PHOTOS: A picture diary of the Middle East in the 1930s
Aleppo to Euphrates, July 19. Rusafa. The pearly gates of alabaster.
(American Colony Photo Department /Library of Congress)
By Chloe Coleman
The Washington Post
John D. Whiting (1882-1951), worked as a tour guide, businessman, writer and photographer throughout the Middle East. Whiting was a member of the American Colony in Jerusalem, which had been established by Christian religious pilgrims from the United States and Sweden as a utopia.
An extensive visual history of the colony exists due to the American Colony Photo Department (1898-1940) and its successor, the Matson Photo Service, in which Whiting participated as a photographer and businessman. The photo department proved lucrative for the colony as the demand for images from the region increased and profits were used to improve living conditions for the colonists.

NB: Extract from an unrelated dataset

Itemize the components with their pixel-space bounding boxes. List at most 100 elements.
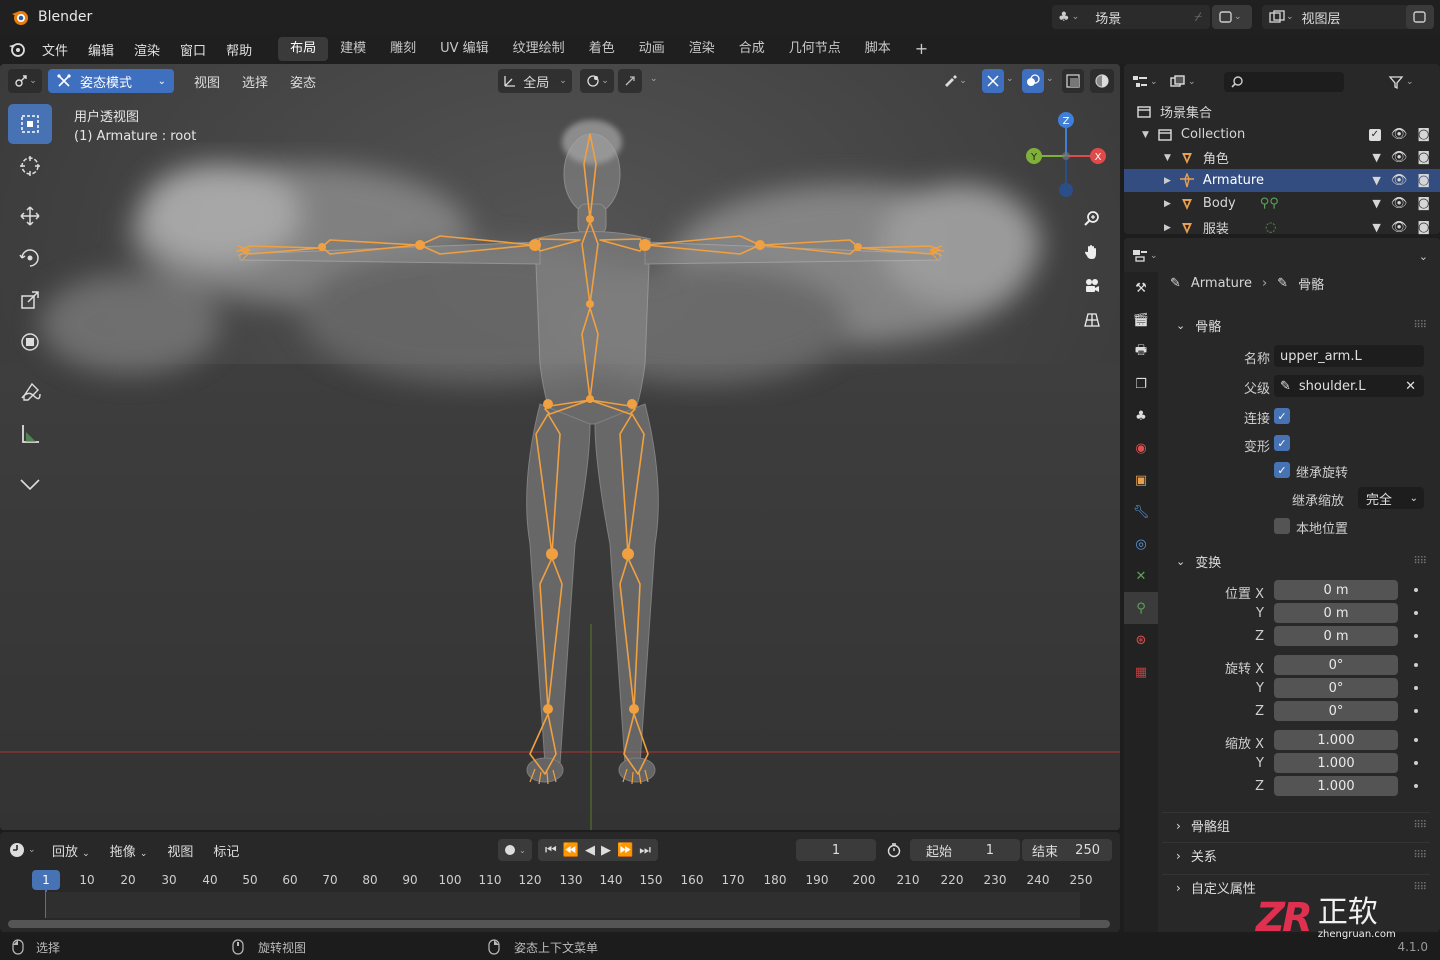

He, along with other photographers in the department, kept extensive visual diaries that include photographs taken primarily during the 1930s depicting daily life in the Middle East, as well as life in the colony. Photographs in this collection show Whiting’s travels from June 30 to Dec. 31, 1938, including a trip to Syria for National Geographic, Palestine (present-day Israel, the West Bank and the Gaza Strip) and Lebanon. His work, and the work of the American Colony Photo Department and Matson Photo Service, can be viewed at the Library of Congress, Prints and Photographs Division.